Mr Wood has also gone into the issue of repairs and maintenance. The fact that some of the items in that initial bid have still not been carried out because they are not required is proof positive that that bid was inflated. I fail to see how any responsible member of this Assembly, any member wishing to give best value to the Canberra community, could see it otherwise. When there is a departure from an agency's bid, then that departure represents the Government's view of the priorities in that bid. I do not think that it is in any way sensible or even rational to view that in some sinister light.

Madam Speaker, I can only think that, in raising this issue, members opposite seek to raise again the issue of school closures - an issue on which the Alliance Government's record was truly execrable.

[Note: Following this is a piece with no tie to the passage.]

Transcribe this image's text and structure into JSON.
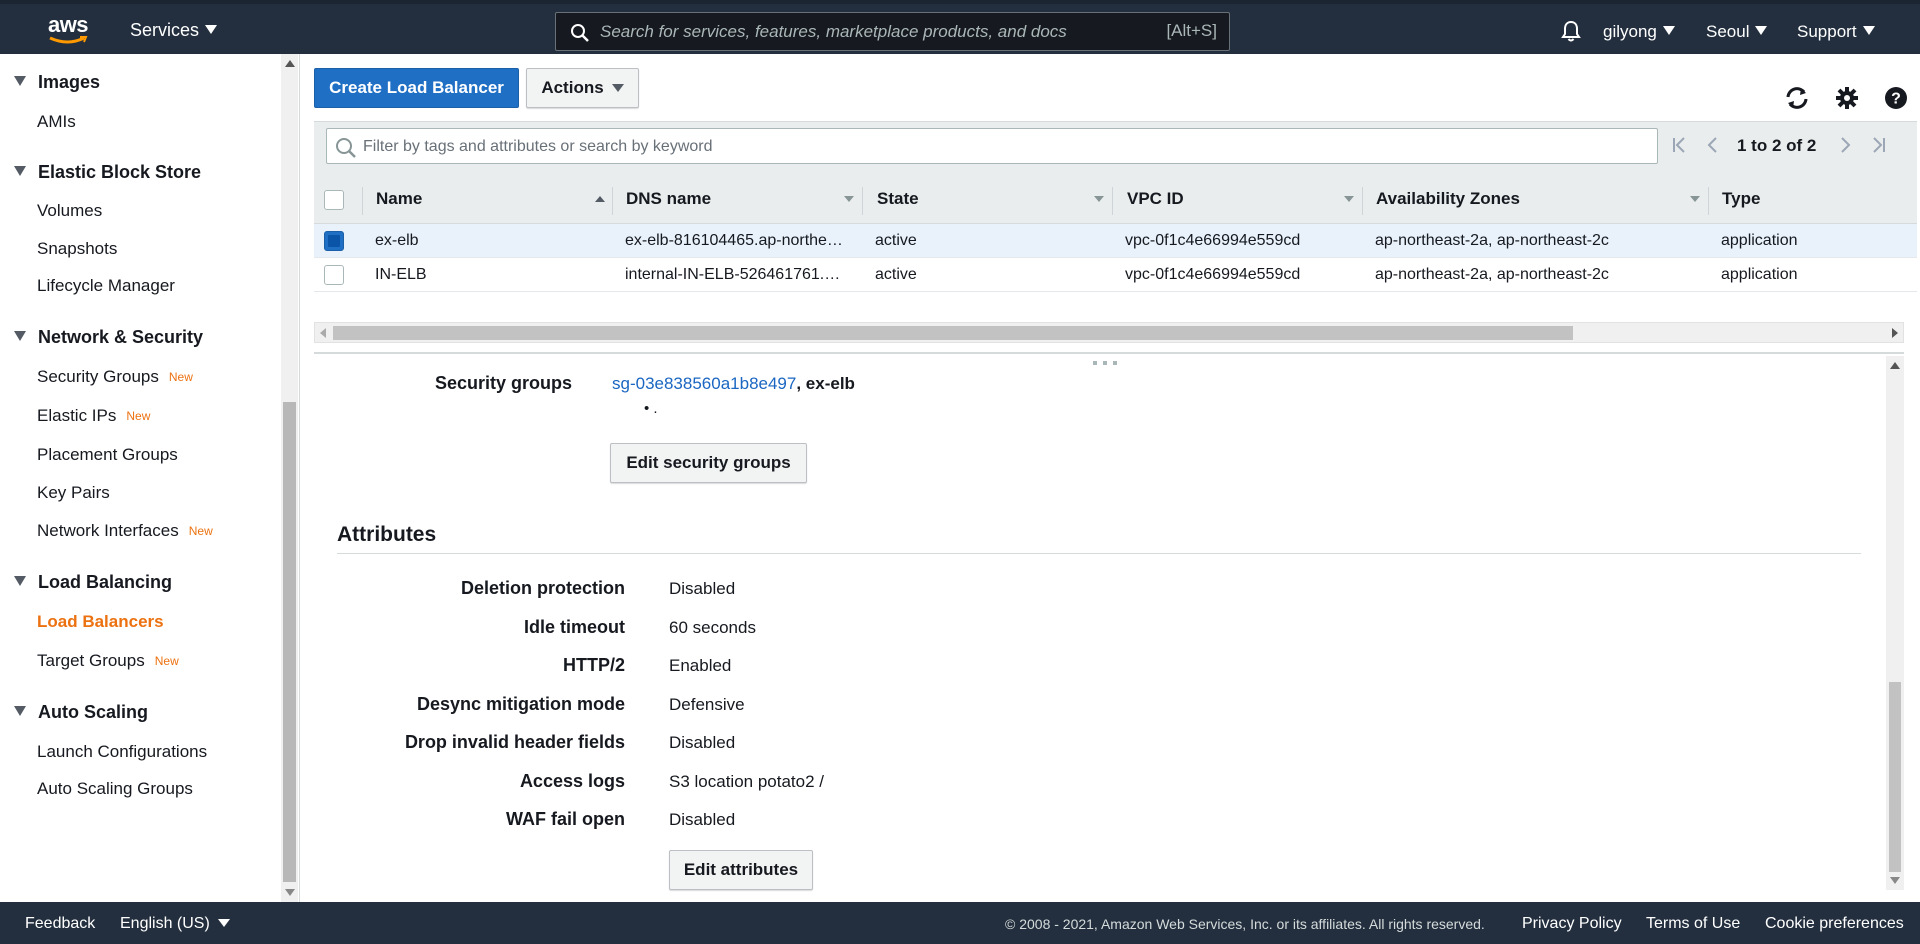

Madam Speaker, they had absolutely no mandate to decimate the ACT school system, but they went even further than decimating it, of course, and proposed to close one in four schools. They paid a very high price for that. They lost government because of that. Madam Speaker, I believe that that is still their agenda. Members opposite are still sitting here trying to prove that there was something sinister, something shonky, something not quite right, in this Government's delivering on our promise to reopen those schools. It really is a base attack and one that, as I say, I believe is born from their view that these schools should still be closed. Mr Humphries and his colleagues would probably go back to their original agenda of closing 25 schools.

Madam Speaker, this attack is unwarranted. I have absolute confidence in my Minister. I believe that the community can have absolute confidence in this Government because we do what we say we are going to do. Unlike the one and only experience of this lot in government, Madam Speaker, on our side of the house if we make a promise we deliver upon it. That is exactly what has happened on this occasion. In delivering on that promise, we have upset a lot of people - Liberal Party people, and at least one bureaucrat, it would seem. But there is no doubt in my mind that the community approves of that course of action. There is no doubt in my mind that the community value their neighbourhood school system, wish to see it protected and wish to have a government with a similar commitment. That is what they have here. This motion, Madam Speaker, is just sour grapes. I believe that it ought to be dismissed out of hand by this Assembly.